In February 1977 two directors from the old A.J.W. Motorcycles Ltd formed yet another company to build motorcycles under the A.J.W. name.
The new company was called CHINWOOD LTD and A.J.W MOTORCYCLES LTD became part of that company. Chinwood had started a small factory at 80a Weyhill Road, Andover, Hampshire.
On July 20th 1977 MOTOR CYCLE NEWS announced a new British motor cycle should be on the market soon from A.J.W. the Andover company which has been keeping the flag flying for more then 50 years.
The Fox Cub is a 50cc single speed moped with an all British frame and cycle parts and the well proven Italian Minarelli motor,
The ultra lightweight machine weighs in at a mere 110Ib, features British made suspension on both front and rear and comes in the company’s own bright colour, ‘Andover Red’.
Price, when the Fox Cub is available will be around £221 with a delivery charge of £7. The machine features sleek tank and seat styling and its racy appearance should make it popular among the sixteeners.

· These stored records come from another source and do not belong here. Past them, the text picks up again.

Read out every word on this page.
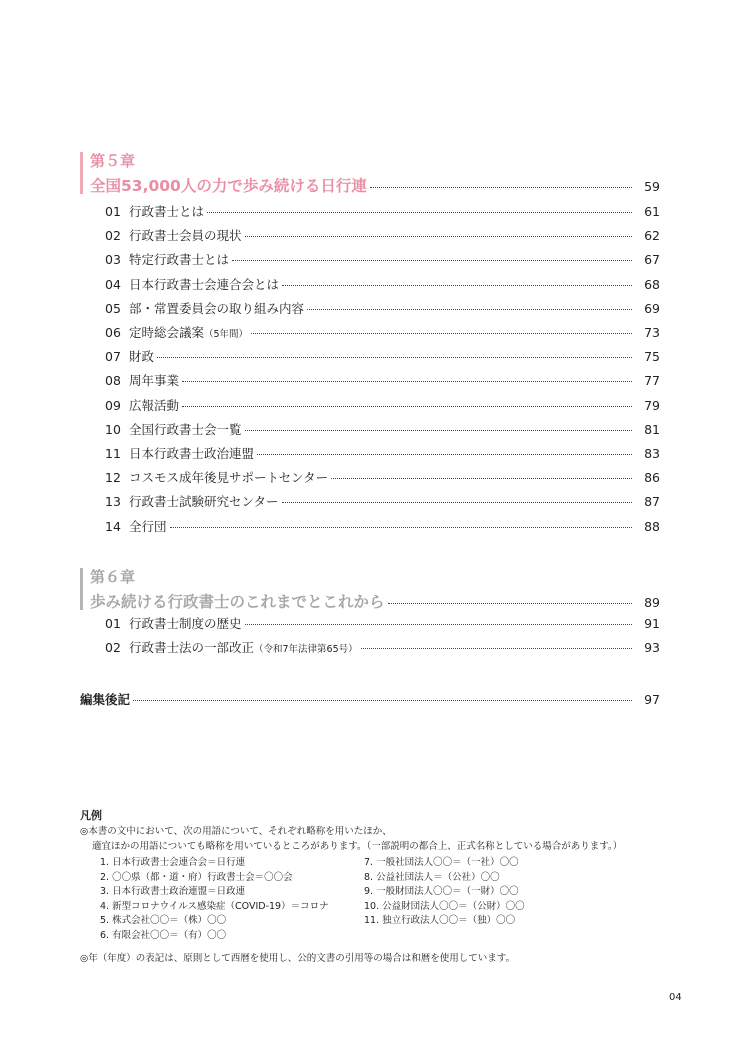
第５章
全国53,000人の力で歩み続ける日行連	59
01 行政書士とは	61
02 行政書士会員の現状	62
03 特定行政書士とは	67
04 日本行政書士会連合会とは	68
05 部・常置委員会の取り組み内容	69
06 定時総会議案（5年間）	73
07 財政	75
08 周年事業	77
09 広報活動	79
10 全国行政書士会一覧	81
11 日本行政書士政治連盟	83
12 コスモス成年後見サポートセンター	86
13 行政書士試験研究センター	87
14 全行団	88
第６章
歩み続ける行政書士のこれまでとこれから	89
01 行政書士制度の歴史	91
02 行政書士法の一部改正（令和7年法律第65号）	93
編集後記	97
凡例

◎本書の文中において、次の用語について、それぞれ略称を用いたほか、

適宜ほかの用語についても略称を用いているところがあります。（一部説明の都合上、正式名称としている場合があります。）

1. 日本行政書士会連合会＝日行連
2. 〇〇県（都・道・府）行政書士会＝〇〇会
3. 日本行政書士政治連盟＝日政連
4. 新型コロナウイルス感染症（COVID-19）＝コロナ
5. 株式会社〇〇＝（株）〇〇
6. 有限会社〇〇＝（有）〇〇
7. 一般社団法人〇〇＝（一社）〇〇
8. 公益社団法人＝（公社）〇〇
9. 一般財団法人〇〇＝（一財）〇〇
10. 公益財団法人〇〇＝（公財）〇〇
11. 独立行政法人〇〇＝（独）〇〇

◎年（年度）の表記は、原則として西暦を使用し、公的文書の引用等の場合は和暦を使用しています。

04
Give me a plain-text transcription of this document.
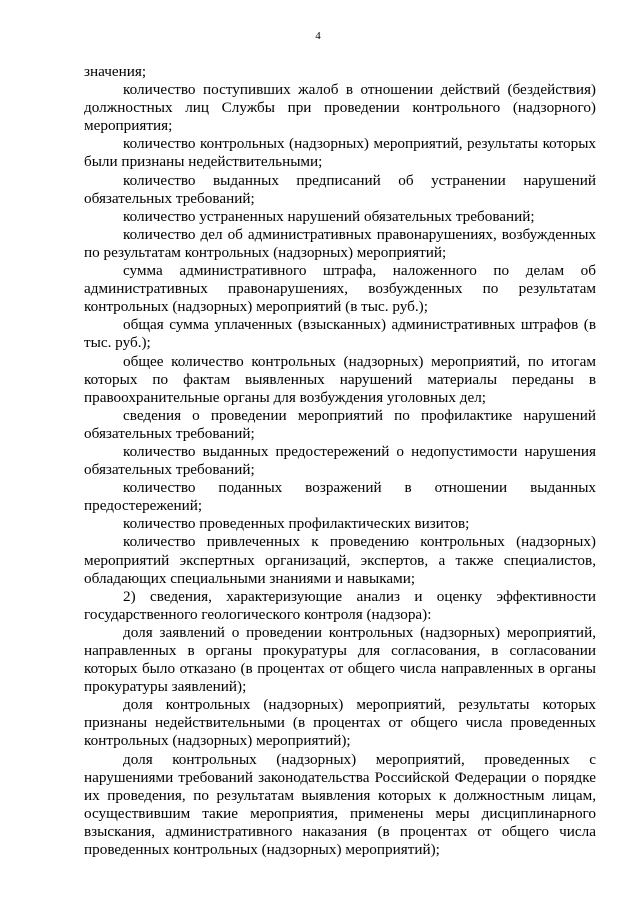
4

значения;

количество поступивших жалоб в отношении действий (бездействия) должностных лиц Службы при проведении контрольного (надзорного) мероприятия;

количество контрольных (надзорных) мероприятий, результаты которых были признаны недействительными;

количество выданных предписаний об устранении нарушений обязательных требований;

количество устраненных нарушений обязательных требований;

количество дел об административных правонарушениях, возбужденных по результатам контрольных (надзорных) мероприятий;

сумма административного штрафа, наложенного по делам об административных правонарушениях, возбужденных по результатам контрольных (надзорных) мероприятий (в тыс. руб.);

общая сумма уплаченных (взысканных) административных штрафов (в тыс. руб.);

общее количество контрольных (надзорных) мероприятий, по итогам которых по фактам выявленных нарушений материалы переданы в правоохранительные органы для возбуждения уголовных дел;

сведения о проведении мероприятий по профилактике нарушений обязательных требований;

количество выданных предостережений о недопустимости нарушения обязательных требований;

количество поданных возражений в отношении выданных предостережений;

количество проведенных профилактических визитов;

количество привлеченных к проведению контрольных (надзорных) мероприятий экспертных организаций, экспертов, а также специалистов, обладающих специальными знаниями и навыками;

2) сведения, характеризующие анализ и оценку эффективности государственного геологического контроля (надзора):

доля заявлений о проведении контрольных (надзорных) мероприятий, направленных в органы прокуратуры для согласования, в согласовании которых было отказано (в процентах от общего числа направленных в органы прокуратуры заявлений);

доля контрольных (надзорных) мероприятий, результаты которых признаны недействительными (в процентах от общего числа проведенных контрольных (надзорных) мероприятий);

доля контрольных (надзорных) мероприятий, проведенных с нарушениями требований законодательства Российской Федерации о порядке их проведения, по результатам выявления которых к должностным лицам, осуществившим такие мероприятия, применены меры дисциплинарного взыскания, административного наказания (в процентах от общего числа проведенных контрольных (надзорных) мероприятий);
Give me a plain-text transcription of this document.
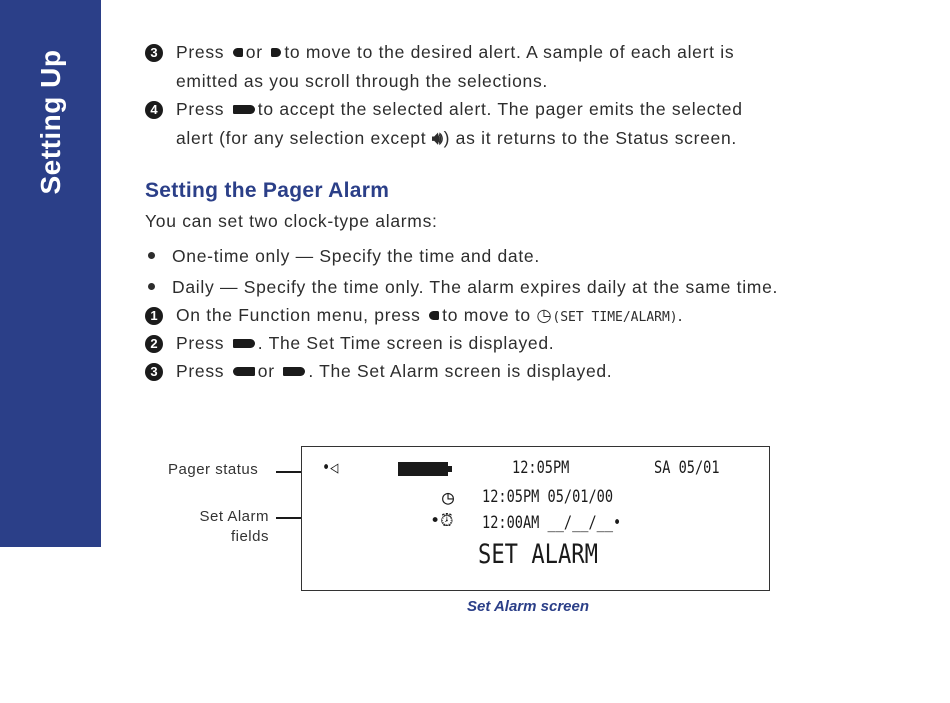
Setting Up	3 Press or to move to the desired alert. A sample of each alert is
emitted as you scroll through the selections.
4 Press to accept the selected alert. The pager emits the selected
alert (for any selection except 🔊︎) as it returns to the Status screen.
Setting the Pager Alarm
You can set two clock-type alarms:
One-time only — Specify the time and date.
Daily — Specify the time only. The alarm expires daily at the same time.
1 On the Function menu, press to move to ◷(SET TIME/ALARM).
2 Press . The Set Time screen is displayed.
3 Press or . The Set Alarm screen is displayed.
Pager status
Set Alarm
fields
•◁	12:05PM	SA 05/01
◷ 12:05PM 05/01/00
•⏰︎ 12:00AM __/__/__•
SET ALARM
Set Alarm screen
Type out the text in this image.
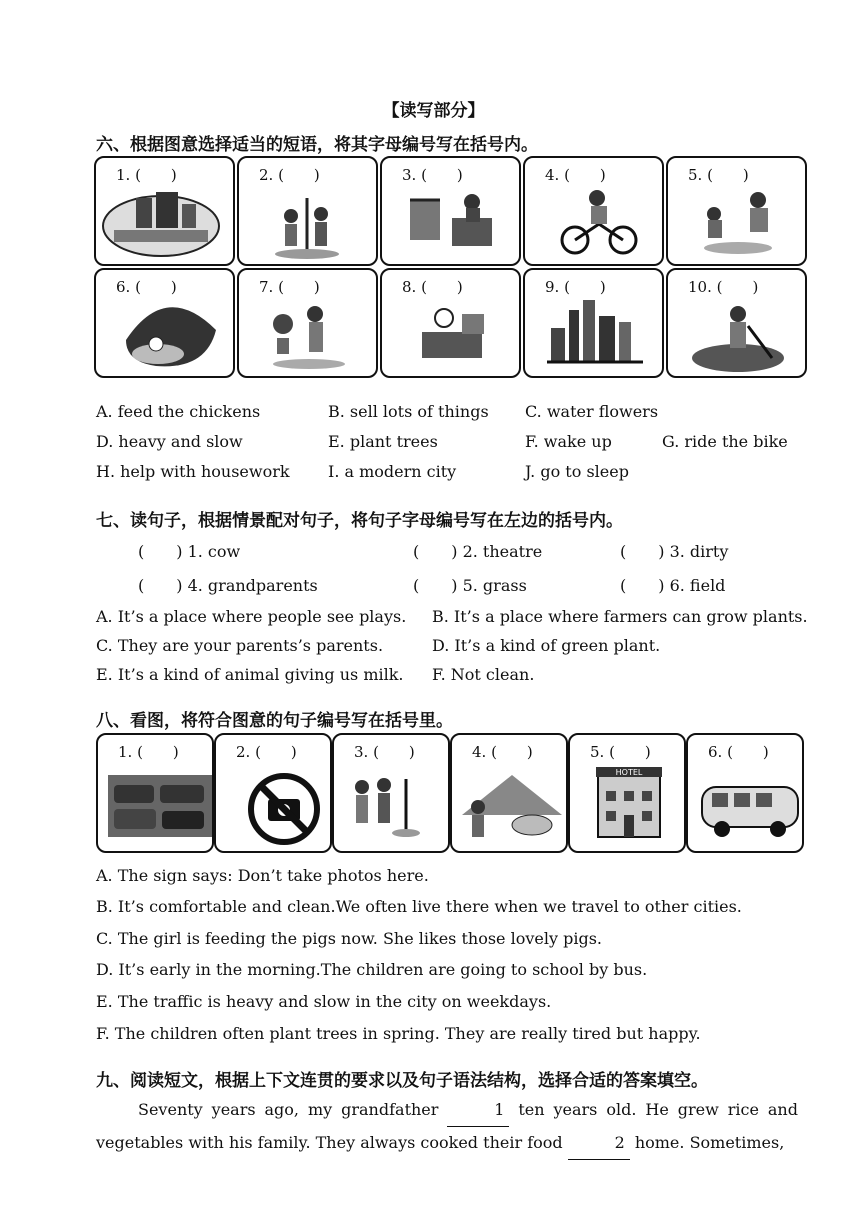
【读写部分】
六、根据图意选择适当的短语，将其字母编号写在括号内。
1. (　　)	2. (　　)	3. (　　)	4. (　　)	5. (　　)
6. (　　)	7. (　　)	8. (　　)	9. (　　)	10. (　　)
A. feed the chickens	B. sell lots of things C. water flowers
D. heavy and slow	E. plant trees	F. wake up	G. ride the bike
H. help with housework I. a modern city	J. go to sleep
七、读句子，根据情景配对句子，将句子字母编号写在左边的括号内。
(　　) 1. cow	(　　) 2. theatre	(　　) 3. dirty
(　　) 4. grandparents	(　　) 5. grass	(　　) 6. field
A. It’s a place where people see plays. B. It’s a place where farmers can grow plants.
C. They are your parents’s parents.	D. It’s a kind of green plant.
E. It’s a kind of animal giving us milk. F. Not clean.
八、看图，将符合图意的句子编号写在括号里。
1. (　　)	2. (　　)	3. (　　)	4. (　　)
HOTEL
5. (　　)	6. (　　)
A. The sign says: Don’t take photos here.
B. It’s comfortable and clean.We often live there when we travel to other cities.
C. The girl is feeding the pigs now. She likes those lovely pigs.
D. It’s early in the morning.The children are going to school by bus.
E. The traffic is heavy and slow in the city on weekdays.
F. The children often plant trees in spring. They are really tired but happy.
九、阅读短文，根据上下文连贯的要求以及句子语法结构，选择合适的答案填空。
Seventy years ago, my grandfather	1 ten years old. He grew rice and vegetables with his family. They always cooked their food	2 home. Sometimes,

Frame A.J.W. design British made from strong, square section steel tube.
Suspension A.J.W. design British made heavy duty Telescopic front forks and swinging arm rear with two suspension units.
Engine World famous Minarelli V1 50cc two-stroke with automatic clutch running in oil bath, auto-return choke, horizontally disposed and fan cooled. Available in pedal and kick start versions.
Handlebars British made, quality chrome plated steel tube.
Brakes 3 ½ in diameter front and rear, operated by handlebar levers and British made transmission cables.
Wheels Chrome plated rims with heavy gauge spokes built on new type conical alloy hubs.
Tyres 17in x 2 ¼in ‘Nylon S’ with studded tread pattern.
Seat Deep foam covered by hard wearing vinyl cloth.
Tank 5 pints capacity steel tank enclosed by lockable toolbox/parcel stow.
Electrics 18 watts generator with British made lamps and switches and 6 volt horn.
Accessories Speedometer, electric horn, lockable parcel/tool box, centre stand, deep section front mudguard.
Weight Kerbside weight with full tank 110 Ibs.
Finish Black stove-enamelled frame and front forks with colour impregnated glass fibre enclosure panels and mudguards.
Colours Red. White, Blue, Golden Yellow and British Racing Green.
The 1977 Fox Cub (above) was the last machine to bear the A.J.W. name.
Unfortunately it is not known how many Fox Cubs were made, but the company was short-lived – only fifteen months from its formation to its closure.
On Monday 8th May 1978 in the Chancery Division of the Companies Court, Mr Justice Oliver directed that Chinwood Ltd be wound up and ordered that one of the Official Receivers attached to that Court be constituted Provisional Liquidator of the affairs of the said Company. This was upon the petition of R V Franklin Engineering Ltd. Chertsey. Surrey. (probably a supplier) no one appeared for or on behalf of Chinwood Ltd.
In the High Court on December 9th 1983 Chinwood Ltd was granted the release of J A Sell as liquidator of the Company.
And so after fifty-two years of motorcycle production the A.J.W. name would be seen no more on new machines. Who could have imagined that the company, started as a hobby by Arthur John Wheaton at the rear of his family’s printing works in Exeter back in 1926, would have survived all those years.
It was John Wheaton’s innovation and his development of new and original ideas that enabled his company to survive, with developments such as the big Anzani V twins engines (the first to be fitted into motorcycles), the Speedo drive built into the front wheel hub, the Speedo meter fitted into the head lamp and the projects that did not quite reach fruition (e.g. the speedway machine from the late thirties) and the Super Four project with all its innovation that did not quite succeed.
Other developments were the many different frames that he designed and built to carry the Anzani and J.A.P. engines, Super Four and the Two–strokes of 1931. And finally the Flying Fox range of 1931 to 1938, with three different frame designs that carried the Python and JAP and Stevens and again Villiers Two-stroke engines and frames for 1939.
The Company still continued when Jack Ball acquired A.J.W. in spite of all the problems he had after the war with Government restrictions. After he had acquired a full order book, the part that most damaged his company was an unreliable engine supplier. Even so his business progressed with Speedway machines and then the Grey Fox with some original ideas.
Importation of Italian lightweights kept the business going with two Company name changes until 1977 completing a chequered history.
In March 2003 I acquired A.J.W. MOTORCYCLES LTD, that old company name that has been through so much. One could say it has gone full circle even if the link is distant.